Just tell me that it's not fucking bullshit that a generation ago any city of nontrivial size had several newspapers, all with enough staff to actually fill a 'newsroom' that was probably a literal place at the time; and even podunk towns often had one with a few plucky wearers of multiple hats; and now we've got bot slop. In inflation-adjusted dollars the GDP per capita has just slightly less than doubled since 1985; and journalists and editors are both relatively cheap for what they do and produce something that can be copied across a subscriber base of almost any size at close to zero marginal cost.

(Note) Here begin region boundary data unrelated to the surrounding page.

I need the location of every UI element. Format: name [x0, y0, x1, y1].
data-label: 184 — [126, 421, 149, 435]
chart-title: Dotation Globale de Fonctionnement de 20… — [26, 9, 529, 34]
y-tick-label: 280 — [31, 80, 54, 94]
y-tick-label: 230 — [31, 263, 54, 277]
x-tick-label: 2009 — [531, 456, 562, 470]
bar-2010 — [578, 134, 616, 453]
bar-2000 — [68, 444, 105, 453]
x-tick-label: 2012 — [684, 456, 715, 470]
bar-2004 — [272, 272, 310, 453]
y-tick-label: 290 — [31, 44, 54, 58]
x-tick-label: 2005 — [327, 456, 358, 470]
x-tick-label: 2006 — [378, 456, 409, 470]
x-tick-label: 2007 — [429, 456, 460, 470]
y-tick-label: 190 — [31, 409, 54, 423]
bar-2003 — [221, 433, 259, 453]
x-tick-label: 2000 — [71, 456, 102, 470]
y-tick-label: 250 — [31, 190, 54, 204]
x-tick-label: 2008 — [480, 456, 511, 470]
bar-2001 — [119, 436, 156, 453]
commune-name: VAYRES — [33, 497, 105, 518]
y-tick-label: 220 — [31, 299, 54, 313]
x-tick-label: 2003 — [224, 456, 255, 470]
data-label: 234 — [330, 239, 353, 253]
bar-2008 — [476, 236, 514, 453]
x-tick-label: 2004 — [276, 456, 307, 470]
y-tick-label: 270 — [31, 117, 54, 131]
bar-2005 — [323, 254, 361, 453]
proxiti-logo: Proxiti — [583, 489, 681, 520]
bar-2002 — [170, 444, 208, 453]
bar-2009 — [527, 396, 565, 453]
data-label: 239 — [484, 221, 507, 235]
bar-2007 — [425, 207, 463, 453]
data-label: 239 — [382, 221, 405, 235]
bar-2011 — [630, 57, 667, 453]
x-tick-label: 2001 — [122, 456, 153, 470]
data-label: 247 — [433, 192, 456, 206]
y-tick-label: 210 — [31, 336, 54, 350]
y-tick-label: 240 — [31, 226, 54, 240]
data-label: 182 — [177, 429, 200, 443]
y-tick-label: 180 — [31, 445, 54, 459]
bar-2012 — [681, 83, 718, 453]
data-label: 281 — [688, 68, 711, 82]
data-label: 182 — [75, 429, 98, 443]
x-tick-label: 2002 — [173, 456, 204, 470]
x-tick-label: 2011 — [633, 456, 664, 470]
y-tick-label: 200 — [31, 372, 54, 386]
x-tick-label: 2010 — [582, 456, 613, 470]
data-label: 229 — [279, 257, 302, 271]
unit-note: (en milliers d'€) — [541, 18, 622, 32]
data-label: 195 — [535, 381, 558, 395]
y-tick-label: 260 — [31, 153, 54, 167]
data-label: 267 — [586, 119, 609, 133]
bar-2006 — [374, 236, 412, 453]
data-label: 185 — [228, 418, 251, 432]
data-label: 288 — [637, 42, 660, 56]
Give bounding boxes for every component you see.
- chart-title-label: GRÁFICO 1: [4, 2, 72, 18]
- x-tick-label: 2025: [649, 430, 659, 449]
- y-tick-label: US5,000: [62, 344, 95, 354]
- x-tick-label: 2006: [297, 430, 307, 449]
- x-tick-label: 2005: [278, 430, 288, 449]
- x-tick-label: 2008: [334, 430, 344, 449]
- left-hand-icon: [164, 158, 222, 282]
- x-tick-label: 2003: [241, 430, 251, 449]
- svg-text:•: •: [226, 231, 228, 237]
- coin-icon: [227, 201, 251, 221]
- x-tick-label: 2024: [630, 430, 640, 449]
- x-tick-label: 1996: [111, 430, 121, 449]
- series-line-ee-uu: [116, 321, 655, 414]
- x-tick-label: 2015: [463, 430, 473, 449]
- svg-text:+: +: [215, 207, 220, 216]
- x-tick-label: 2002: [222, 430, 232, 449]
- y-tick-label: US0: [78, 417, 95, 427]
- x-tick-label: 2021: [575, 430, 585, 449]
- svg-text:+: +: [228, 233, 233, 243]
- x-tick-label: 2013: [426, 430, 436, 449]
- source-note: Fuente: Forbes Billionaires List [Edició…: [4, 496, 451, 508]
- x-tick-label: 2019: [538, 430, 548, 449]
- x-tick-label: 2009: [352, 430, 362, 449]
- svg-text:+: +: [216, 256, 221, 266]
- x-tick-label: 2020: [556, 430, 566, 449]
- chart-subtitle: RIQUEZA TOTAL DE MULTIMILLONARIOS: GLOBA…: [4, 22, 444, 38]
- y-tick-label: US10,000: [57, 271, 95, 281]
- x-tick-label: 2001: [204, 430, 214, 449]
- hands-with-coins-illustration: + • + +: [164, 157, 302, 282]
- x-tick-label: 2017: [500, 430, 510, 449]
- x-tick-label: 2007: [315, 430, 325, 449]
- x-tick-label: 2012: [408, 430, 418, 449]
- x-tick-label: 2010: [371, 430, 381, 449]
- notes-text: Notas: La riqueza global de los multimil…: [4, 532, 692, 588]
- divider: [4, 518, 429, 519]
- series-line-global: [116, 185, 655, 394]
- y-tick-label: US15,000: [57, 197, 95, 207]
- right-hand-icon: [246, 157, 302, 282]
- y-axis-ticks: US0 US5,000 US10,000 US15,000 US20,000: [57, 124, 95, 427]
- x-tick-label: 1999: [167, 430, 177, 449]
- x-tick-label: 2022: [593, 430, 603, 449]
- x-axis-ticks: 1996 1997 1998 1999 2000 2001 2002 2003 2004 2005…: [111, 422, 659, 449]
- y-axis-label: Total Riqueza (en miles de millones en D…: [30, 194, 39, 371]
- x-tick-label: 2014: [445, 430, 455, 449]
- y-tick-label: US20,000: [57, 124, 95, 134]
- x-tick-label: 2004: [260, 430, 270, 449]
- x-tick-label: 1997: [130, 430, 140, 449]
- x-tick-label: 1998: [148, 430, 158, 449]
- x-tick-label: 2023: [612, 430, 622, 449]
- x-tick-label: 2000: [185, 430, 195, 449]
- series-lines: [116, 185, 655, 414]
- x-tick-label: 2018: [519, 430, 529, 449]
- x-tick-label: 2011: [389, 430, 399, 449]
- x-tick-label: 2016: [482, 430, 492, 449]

This is getting TL;DR; but fuck it, it's honestly profoundly depressing: we are all, constantly, being made to cosplay a vastly poorer society(except on the specific occasions when it's time to justify the order of things; in which case look at what big TVs you can buy!) despite the numbers allegedly saying that we are richer than ever. 'AI' is a new and exceptionally versatile tool for continuing this trend; but you see it everywhere; both in terms of what just gets done and in terms of arguments that get made: why is it harder to get news made by journalists when the metro area being served is ~50% more populous and a trifle under twice as wealthy, per capita, than it was back in the day? What do you mean that's what has happened to housing affordability and even the nominally-luxurious 'McMansions' are all plastic plumbing and sawdust and formaldehyde pseudowood in places they think it won't be noticed? What do you mean tenure-track faculty positions are being slashed in favor of adjuncts who could earn more as McDonalds shift managers; but somehow the degree they teach courses for still costs vastly more? I can understand that cutting edge monoclonal recombinant antibodies or something are not going to be cheap; but how did we go from seeing a doctor to receive medical care to "ooh, are you sure you can't make do with someone cheaper at 'urgent care'?" when it's just going to be some sutures and antibiotics that have been off-patent for decades(and which have been offshore for savings); but I'm not 100% sure if it's just soft tissue damage or whether there's any tendon involvement; and ruling out embedded foreign objects would be nice?

It's really just dizzying how relentlessly we are expected to see downward substitution and 'austerity' as normal, outside of some specific cases involving transistors and corn syrup, despite the numbers theoretically being so favorable. It's almost like the correlation between productivity and income was severed decades ago and we're all just watching the punchline to Milton Friedman's joke land on us.